Cell Processor Powerful
It’s looking like the Cell processor is quite a powerful one, powering the PS3 to the top. IBM’s Alex Chow gave a presentation about the Cell at the Power.org conference in Barcelona.
For the large FFT test, an algorithm designed by David H. Bailey in 1986 for communication between supercomputer banks was used as the starting point, since the model fit especially well with what the IBM team was trying to accomplish. Tasked with working through a 16.7 million (2^24) element data set filling 128 MB of memory, the program designed by Dr. Chow and his team worked by breaking the data set down into ‘mega-blocks,’ allowing the SPE’s to process 2^13 (256×32) points per iteration. The end result being that for the large FFT test, the Cell working with it’s 8 SPE’s was able to achieve a FLOPS rating of ~42 GFLOPS to the Xeon’s half-a-GFLOPS. Dr. Chow went on to state that in the proper environments, Cell should be able to approach it’s theoretical performance limit.

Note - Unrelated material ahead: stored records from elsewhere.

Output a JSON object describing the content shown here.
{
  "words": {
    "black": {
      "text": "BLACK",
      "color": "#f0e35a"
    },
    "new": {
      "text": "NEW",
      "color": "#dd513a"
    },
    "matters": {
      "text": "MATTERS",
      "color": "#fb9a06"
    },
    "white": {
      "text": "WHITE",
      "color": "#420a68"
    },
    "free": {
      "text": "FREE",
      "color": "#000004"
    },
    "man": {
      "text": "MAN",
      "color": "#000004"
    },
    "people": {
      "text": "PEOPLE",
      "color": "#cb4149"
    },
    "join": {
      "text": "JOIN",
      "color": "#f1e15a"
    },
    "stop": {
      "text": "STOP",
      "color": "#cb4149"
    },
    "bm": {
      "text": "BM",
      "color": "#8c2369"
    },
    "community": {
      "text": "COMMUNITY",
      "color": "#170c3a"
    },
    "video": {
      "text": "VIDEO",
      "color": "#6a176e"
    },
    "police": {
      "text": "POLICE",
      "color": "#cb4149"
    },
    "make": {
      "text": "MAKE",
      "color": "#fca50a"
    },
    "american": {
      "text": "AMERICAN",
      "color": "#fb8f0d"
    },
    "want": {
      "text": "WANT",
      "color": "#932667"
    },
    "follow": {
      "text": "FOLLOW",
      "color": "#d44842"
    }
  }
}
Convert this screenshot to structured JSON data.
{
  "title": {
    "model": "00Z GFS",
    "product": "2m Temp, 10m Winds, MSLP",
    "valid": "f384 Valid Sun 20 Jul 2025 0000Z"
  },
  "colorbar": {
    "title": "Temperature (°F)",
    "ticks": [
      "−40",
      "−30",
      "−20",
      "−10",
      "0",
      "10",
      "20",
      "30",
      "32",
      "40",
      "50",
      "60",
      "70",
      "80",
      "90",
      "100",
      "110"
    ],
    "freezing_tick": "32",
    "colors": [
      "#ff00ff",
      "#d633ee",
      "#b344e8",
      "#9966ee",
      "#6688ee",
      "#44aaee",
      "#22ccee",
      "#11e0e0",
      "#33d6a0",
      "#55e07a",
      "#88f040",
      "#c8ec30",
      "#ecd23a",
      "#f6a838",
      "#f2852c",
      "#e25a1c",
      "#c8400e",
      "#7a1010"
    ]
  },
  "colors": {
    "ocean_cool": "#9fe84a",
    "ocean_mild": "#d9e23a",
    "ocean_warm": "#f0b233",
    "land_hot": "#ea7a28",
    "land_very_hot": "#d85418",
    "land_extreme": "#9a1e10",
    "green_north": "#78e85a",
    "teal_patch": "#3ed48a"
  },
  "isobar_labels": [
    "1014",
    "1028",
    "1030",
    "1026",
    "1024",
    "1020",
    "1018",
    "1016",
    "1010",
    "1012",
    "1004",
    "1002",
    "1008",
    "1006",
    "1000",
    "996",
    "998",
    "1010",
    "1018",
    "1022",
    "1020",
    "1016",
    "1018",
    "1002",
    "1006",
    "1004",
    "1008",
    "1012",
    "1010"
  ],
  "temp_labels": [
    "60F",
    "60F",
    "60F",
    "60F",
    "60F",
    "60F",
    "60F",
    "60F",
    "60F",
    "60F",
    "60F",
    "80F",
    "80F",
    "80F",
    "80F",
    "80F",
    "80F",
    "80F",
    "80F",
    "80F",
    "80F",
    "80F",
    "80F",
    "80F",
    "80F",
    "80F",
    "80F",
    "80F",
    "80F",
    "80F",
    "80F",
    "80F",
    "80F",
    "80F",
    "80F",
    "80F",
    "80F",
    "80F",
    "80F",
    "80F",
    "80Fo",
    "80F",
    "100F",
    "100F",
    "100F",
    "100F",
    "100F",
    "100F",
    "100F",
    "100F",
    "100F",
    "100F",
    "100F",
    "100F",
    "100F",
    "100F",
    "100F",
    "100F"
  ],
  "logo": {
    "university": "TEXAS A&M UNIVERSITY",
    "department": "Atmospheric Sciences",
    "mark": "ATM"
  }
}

Now this is for highly optimized code that suites the Cell well. But the numbers are still impressive. But how easy will it be to program the Cell?
Lastly, a member from the audience asked how difficult Chow felt it would be to program for Cell, something that has been discussed extensively around the Internet, especially as it applies to Sony’s upcoming Playstation 3. The answer Dr. Chow gave was in the form of an analogy, stating that when programming for Cell, it might be best to approach it in the same fashion as one might approach dividing a workload between nine seperate workstations, with each of the workstations in the analogy representing an SPE (plus PE). What he was trying to emphasize was that in as much as a task could be threaded or seperated to run on different CPU’s, so too could it be divided to run on the SPE’s. The audience member felt his question was misunderstood though, and revised it to ask specifically what tools IBM might be able to provide to programmers interested in programming for Cell but feeling daunted by the task. During the course of Chow’s response he revealed that a compiler is currently in the prototyping stages at IBM that would dynamically chop-up code and thread it such that it would automatically make use of the SPE’s. One has to wonder just how efficient such a compiler can be, but it will come as a much welcomed tool for developers should the project see fruition.